Spinel has been found throughout the world, including Cambodia, Myanmar, Sri Lanka, and Thailand. This gemstone is durable, making  it a great choice for rings and other pieces subject to daily wear. This birthstone is traditionally given as a 22nd wedding anniversary gift.

Sardonyx

Sardonyx is the most ancient of the August birthstones. The gemstone has been around for many years, dating back more than 4,000 years ago to the Second Dynasty of Egypt. During Renaissance times, sardonyx was equated with eloquence. Also, public speakers wore this gemstone to aid clear thinking and communication.

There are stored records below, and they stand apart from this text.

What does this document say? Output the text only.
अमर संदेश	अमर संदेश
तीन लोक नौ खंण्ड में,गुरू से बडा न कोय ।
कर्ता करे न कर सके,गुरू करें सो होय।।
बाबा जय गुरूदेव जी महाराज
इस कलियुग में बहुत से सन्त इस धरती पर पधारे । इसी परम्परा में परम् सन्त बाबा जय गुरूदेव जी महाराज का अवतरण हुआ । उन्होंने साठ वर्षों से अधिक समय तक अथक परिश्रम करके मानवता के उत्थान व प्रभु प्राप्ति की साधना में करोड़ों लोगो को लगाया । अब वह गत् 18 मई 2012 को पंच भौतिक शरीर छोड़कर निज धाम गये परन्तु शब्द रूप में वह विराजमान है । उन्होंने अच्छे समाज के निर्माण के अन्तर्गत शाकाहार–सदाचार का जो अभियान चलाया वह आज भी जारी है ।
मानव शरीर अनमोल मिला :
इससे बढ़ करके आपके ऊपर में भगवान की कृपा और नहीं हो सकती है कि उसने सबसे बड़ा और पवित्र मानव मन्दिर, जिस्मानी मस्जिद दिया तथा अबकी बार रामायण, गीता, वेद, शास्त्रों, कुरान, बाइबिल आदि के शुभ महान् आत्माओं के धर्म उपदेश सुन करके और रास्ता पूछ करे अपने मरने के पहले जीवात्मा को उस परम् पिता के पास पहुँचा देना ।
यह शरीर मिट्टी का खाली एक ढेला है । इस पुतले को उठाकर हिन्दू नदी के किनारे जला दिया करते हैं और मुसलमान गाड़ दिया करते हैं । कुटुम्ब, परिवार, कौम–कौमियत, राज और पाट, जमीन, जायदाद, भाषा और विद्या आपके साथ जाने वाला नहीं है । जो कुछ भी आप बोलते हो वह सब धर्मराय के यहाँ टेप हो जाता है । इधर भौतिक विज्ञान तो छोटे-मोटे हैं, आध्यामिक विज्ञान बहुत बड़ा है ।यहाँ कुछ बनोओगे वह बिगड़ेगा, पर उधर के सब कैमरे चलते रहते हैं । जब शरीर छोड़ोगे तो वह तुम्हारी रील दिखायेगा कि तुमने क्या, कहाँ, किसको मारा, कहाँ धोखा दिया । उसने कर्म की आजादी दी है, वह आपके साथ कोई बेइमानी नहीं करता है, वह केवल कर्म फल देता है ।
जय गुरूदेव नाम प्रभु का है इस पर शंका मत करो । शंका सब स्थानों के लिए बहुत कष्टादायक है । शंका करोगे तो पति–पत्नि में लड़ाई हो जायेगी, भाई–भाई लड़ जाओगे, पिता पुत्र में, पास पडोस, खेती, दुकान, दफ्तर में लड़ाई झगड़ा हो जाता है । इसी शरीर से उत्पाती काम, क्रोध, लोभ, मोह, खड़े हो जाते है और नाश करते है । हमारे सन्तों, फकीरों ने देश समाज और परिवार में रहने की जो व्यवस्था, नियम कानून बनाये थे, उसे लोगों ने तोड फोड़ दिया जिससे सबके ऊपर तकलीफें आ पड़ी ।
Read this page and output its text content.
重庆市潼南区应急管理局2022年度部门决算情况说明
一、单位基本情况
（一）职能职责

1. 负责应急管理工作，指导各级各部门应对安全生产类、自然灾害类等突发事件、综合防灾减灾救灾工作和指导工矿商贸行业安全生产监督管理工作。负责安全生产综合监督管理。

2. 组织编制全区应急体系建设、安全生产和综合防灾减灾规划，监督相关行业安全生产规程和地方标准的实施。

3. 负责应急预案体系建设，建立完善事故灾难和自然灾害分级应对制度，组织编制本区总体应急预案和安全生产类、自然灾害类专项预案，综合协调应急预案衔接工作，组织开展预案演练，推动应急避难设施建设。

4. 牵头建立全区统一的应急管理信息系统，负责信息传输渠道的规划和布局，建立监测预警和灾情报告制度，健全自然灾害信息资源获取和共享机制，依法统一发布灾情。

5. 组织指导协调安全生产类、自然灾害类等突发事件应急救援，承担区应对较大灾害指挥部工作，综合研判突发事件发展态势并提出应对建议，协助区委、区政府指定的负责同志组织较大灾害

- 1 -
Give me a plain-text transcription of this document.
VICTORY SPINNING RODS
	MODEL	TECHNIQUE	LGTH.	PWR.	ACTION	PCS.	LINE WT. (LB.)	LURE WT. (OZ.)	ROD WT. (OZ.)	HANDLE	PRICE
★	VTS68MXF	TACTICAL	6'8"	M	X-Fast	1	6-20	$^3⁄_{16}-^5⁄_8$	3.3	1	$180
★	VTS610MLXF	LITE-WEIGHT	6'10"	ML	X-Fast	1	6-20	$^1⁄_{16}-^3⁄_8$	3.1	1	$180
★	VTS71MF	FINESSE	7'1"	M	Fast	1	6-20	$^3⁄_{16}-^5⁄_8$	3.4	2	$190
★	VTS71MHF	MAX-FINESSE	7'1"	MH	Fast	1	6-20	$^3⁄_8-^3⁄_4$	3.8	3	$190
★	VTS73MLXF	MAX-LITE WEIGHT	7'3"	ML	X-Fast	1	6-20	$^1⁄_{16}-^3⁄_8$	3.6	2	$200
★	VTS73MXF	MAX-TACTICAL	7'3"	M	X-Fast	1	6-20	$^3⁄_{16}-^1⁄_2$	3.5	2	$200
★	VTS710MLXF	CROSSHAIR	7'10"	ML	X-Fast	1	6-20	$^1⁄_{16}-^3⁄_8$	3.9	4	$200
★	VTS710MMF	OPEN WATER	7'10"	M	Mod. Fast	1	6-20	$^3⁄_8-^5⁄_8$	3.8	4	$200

Sardonyx has been prominent throughout history. For example, Ancient Greeks and Romans went to battle wearing Sardonyx talismans engraved with images of heroes and gods like Hercules and Mars. They believed the gemstone could grant them courage, victory, and protection on the battlefield. Roman soldiers also wore sardonyx rings with the image of the god Mars carved on them for extra protection in battle. Unlike rare gemstones that were historically limited to wealthy royals, sardonyx has been popular with elite and regular folk alike. However, the most famous sardonyx stone was set in a gold ring carved with the portrait of Queen Elizabeth I of England.

This gemstone is a combination of alternating layers of sard and onyx, which are two types of the mineral chalcedony. These alternating layers create a reddish zebra-striped gemstone with white bands. Today, sardonyx is associated with courage, happiness, and clear communication. This birthstone is widely available and relatively inexpensive as gems, beads, and jewelry.